Die Gespräche gingen bis spät in die Nacht. CDU, CSU und FDP haben die Schlussrunde ihrer Koalitionsverhandlungen eingeläutet.

Berlin. Der Zeitplan ist straff: Sonnabendmorgen soll der Koalitionsvertrag in der Berliner Bundespressekonferenz vorgestellt werden. Die Mitglieder der Bundestagsfraktionen wurden dazu angehalten, sich ab morgen Nachmittag ständig bereitzuhalten, um gegebenenfalls unverzüglich zusammenzutreten und das Verhandlungsergebnis abzusegnen - wohlgemerkt inklusive der Ressortverteilung.

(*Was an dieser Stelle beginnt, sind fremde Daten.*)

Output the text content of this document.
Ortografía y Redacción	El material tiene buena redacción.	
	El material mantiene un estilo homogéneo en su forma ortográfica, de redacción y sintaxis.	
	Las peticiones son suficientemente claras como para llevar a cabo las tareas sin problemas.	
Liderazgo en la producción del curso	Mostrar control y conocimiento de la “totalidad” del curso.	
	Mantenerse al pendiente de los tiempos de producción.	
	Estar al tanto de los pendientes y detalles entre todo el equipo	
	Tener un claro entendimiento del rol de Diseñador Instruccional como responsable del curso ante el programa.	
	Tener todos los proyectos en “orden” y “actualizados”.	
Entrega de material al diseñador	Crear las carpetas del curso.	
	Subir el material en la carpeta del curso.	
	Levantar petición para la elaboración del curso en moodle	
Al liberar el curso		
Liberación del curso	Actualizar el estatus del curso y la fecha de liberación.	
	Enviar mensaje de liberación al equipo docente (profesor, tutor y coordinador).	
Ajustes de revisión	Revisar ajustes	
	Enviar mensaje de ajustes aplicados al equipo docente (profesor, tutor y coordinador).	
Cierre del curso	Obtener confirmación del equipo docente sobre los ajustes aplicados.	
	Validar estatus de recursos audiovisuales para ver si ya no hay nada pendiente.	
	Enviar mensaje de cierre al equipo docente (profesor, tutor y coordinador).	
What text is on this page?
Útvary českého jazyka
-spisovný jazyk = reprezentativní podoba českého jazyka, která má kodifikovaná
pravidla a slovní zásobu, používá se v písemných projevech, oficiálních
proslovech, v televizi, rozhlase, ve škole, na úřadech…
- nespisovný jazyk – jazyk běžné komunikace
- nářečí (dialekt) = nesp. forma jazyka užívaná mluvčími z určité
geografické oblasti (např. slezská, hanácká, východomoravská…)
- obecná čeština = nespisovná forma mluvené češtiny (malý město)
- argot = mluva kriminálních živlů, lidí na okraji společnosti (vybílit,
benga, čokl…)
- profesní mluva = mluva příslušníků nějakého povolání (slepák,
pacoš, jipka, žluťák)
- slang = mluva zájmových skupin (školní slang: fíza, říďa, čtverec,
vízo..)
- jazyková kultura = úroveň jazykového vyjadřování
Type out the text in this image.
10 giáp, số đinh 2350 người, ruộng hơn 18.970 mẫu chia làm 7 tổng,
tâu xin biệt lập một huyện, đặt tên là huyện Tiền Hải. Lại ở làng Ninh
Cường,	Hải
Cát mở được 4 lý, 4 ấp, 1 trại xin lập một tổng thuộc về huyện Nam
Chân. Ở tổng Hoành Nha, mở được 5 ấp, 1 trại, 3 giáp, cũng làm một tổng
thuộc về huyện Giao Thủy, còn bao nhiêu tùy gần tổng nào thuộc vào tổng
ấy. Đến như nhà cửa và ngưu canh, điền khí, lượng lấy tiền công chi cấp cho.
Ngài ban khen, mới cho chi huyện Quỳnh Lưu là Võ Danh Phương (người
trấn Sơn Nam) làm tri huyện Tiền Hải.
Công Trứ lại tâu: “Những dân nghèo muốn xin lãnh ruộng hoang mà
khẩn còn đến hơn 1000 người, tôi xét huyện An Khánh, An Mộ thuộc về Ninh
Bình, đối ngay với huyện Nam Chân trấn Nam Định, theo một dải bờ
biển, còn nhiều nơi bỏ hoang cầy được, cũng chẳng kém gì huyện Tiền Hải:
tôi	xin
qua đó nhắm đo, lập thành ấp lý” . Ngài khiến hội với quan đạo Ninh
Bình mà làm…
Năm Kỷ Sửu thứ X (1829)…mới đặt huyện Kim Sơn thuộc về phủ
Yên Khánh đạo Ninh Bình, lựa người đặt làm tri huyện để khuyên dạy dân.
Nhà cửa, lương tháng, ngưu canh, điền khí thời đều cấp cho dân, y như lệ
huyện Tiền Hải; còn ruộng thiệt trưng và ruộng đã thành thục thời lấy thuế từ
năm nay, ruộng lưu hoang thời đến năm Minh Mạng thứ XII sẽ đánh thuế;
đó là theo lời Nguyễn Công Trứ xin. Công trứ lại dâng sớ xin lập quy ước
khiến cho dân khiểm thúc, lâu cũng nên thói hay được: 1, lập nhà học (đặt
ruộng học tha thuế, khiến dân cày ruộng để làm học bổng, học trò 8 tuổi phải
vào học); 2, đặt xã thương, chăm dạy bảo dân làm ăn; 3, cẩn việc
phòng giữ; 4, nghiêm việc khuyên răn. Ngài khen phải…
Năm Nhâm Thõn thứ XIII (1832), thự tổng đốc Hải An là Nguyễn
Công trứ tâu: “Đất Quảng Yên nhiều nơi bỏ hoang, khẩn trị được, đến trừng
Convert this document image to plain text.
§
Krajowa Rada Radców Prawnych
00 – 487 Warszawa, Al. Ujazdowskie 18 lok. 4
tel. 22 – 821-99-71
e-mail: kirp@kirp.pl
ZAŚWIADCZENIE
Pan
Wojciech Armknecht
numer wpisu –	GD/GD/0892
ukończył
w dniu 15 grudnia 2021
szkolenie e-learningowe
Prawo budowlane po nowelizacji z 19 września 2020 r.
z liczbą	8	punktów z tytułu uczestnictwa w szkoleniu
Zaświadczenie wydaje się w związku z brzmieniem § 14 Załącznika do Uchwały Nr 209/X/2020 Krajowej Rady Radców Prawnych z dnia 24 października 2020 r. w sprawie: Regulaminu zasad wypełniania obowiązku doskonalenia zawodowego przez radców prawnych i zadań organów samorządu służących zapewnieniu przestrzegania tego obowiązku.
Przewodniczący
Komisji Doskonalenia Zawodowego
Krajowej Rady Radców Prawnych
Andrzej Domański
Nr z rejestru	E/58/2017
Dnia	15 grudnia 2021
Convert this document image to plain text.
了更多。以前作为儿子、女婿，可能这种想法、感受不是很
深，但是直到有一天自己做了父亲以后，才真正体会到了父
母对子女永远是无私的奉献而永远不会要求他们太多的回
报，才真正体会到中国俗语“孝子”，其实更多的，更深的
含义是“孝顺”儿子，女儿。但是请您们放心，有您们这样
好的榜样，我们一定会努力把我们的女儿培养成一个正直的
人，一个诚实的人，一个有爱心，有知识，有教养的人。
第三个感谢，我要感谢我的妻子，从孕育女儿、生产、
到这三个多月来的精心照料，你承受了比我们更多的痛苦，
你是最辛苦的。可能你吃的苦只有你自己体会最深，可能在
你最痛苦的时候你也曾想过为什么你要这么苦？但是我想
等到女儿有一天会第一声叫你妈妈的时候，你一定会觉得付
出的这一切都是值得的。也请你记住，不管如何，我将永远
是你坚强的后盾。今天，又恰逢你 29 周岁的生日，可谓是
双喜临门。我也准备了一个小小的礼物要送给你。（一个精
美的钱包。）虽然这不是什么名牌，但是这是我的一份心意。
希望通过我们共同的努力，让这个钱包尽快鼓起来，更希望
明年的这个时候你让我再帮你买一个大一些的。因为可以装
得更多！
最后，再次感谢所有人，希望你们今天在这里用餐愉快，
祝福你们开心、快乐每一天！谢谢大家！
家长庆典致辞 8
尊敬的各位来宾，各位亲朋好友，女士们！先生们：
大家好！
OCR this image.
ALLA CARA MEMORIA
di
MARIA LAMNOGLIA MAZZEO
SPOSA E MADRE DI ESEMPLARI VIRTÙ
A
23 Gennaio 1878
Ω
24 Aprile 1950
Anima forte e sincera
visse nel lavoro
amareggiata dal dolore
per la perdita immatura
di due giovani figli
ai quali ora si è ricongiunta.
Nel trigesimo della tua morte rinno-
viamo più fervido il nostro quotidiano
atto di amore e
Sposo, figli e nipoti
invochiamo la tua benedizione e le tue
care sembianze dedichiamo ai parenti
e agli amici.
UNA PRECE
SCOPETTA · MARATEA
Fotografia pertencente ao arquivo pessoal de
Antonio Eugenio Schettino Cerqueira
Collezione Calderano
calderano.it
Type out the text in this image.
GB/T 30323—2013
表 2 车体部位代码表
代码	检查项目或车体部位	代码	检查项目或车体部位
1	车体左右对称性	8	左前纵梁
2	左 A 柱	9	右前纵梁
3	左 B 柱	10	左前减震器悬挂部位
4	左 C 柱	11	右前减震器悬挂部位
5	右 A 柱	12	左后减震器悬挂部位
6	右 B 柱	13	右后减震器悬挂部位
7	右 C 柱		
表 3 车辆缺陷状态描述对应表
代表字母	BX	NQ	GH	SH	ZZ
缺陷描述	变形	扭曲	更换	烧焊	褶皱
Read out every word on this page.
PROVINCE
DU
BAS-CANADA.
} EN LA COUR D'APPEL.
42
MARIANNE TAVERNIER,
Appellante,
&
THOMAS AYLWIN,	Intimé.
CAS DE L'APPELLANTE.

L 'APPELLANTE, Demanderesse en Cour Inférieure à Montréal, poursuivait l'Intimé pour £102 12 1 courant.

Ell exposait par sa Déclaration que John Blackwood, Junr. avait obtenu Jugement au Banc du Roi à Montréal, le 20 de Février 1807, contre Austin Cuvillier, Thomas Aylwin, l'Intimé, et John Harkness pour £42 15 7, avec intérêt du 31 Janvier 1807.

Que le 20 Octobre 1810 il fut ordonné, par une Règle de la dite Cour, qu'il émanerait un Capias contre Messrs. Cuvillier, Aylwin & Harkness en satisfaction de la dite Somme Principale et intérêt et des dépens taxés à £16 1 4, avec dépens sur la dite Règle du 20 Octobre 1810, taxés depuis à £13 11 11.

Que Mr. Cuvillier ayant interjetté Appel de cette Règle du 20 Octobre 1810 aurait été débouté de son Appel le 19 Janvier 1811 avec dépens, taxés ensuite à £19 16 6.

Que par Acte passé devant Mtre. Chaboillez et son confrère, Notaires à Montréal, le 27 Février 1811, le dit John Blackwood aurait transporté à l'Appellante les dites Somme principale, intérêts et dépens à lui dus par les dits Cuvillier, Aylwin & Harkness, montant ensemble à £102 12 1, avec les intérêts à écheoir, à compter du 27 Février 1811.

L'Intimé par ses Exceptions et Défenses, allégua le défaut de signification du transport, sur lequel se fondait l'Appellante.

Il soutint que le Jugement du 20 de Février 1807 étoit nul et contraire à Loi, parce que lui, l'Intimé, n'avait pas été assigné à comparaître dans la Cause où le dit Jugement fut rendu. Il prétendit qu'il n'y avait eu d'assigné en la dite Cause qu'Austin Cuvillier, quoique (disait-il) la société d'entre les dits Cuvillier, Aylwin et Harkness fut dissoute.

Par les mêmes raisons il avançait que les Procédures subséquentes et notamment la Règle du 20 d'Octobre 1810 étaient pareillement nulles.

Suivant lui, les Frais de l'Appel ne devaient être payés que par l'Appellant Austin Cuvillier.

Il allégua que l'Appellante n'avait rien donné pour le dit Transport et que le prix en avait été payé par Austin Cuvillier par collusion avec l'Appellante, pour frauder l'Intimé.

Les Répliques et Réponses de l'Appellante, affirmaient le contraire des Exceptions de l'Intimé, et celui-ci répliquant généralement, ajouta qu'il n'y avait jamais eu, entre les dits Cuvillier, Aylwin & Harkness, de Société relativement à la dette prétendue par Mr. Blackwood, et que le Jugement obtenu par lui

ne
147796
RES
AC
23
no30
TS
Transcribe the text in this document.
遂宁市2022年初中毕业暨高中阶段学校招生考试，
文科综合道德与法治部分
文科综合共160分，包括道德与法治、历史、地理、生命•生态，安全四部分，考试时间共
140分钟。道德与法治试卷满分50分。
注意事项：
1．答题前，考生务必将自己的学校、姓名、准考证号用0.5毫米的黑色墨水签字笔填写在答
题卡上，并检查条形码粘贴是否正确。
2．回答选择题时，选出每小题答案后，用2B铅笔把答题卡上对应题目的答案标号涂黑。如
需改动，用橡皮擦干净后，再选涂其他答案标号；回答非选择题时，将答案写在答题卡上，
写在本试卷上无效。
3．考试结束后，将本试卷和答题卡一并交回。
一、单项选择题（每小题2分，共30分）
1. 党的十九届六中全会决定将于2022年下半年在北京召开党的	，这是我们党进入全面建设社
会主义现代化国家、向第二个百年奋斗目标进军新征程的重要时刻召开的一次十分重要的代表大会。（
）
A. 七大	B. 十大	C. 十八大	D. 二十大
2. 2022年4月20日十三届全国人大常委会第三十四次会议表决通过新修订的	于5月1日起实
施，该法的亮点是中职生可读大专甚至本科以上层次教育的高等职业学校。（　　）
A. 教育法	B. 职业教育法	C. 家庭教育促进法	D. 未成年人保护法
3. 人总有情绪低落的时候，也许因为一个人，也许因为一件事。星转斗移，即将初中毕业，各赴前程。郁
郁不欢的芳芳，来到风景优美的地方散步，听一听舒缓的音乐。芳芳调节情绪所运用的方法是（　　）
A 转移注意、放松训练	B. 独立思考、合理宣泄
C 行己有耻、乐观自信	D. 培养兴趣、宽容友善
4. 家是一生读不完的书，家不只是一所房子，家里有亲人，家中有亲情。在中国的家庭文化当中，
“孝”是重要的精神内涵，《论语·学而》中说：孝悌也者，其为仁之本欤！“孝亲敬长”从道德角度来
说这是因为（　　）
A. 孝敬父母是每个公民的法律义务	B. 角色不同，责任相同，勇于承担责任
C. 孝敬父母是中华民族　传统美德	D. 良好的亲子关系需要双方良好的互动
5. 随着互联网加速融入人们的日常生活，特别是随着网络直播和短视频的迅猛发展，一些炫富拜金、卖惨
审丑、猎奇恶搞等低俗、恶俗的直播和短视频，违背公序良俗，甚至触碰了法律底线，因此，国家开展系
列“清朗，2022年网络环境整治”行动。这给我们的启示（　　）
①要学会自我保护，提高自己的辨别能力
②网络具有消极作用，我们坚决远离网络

Am Sonntag will dann die FDP auf einem Sonderparteitag über den Kontrakt abstimmen, CDU und CSU folgen am Montag. Bis dahin haben die Koalitionäre in spe jedoch noch ein Marathon zu bewältigen: zwei Sitzungen, in denen bis tief in die Nacht verhandelt werden soll. Gestern lag der großen Koalitionsrunde eine streng vertrauliche erste Langfassung des Koalitionsvertrags vor. Das offenbar von 300 auf 150 Seiten zusammengestrichene Extrakt der Arbeitsgruppenergebnisse enthielt bei den strittigen Punkten mehrere Lösungsvarianten, die den Parteichefs zur endgültigen Entscheidung vorgelegt wurden.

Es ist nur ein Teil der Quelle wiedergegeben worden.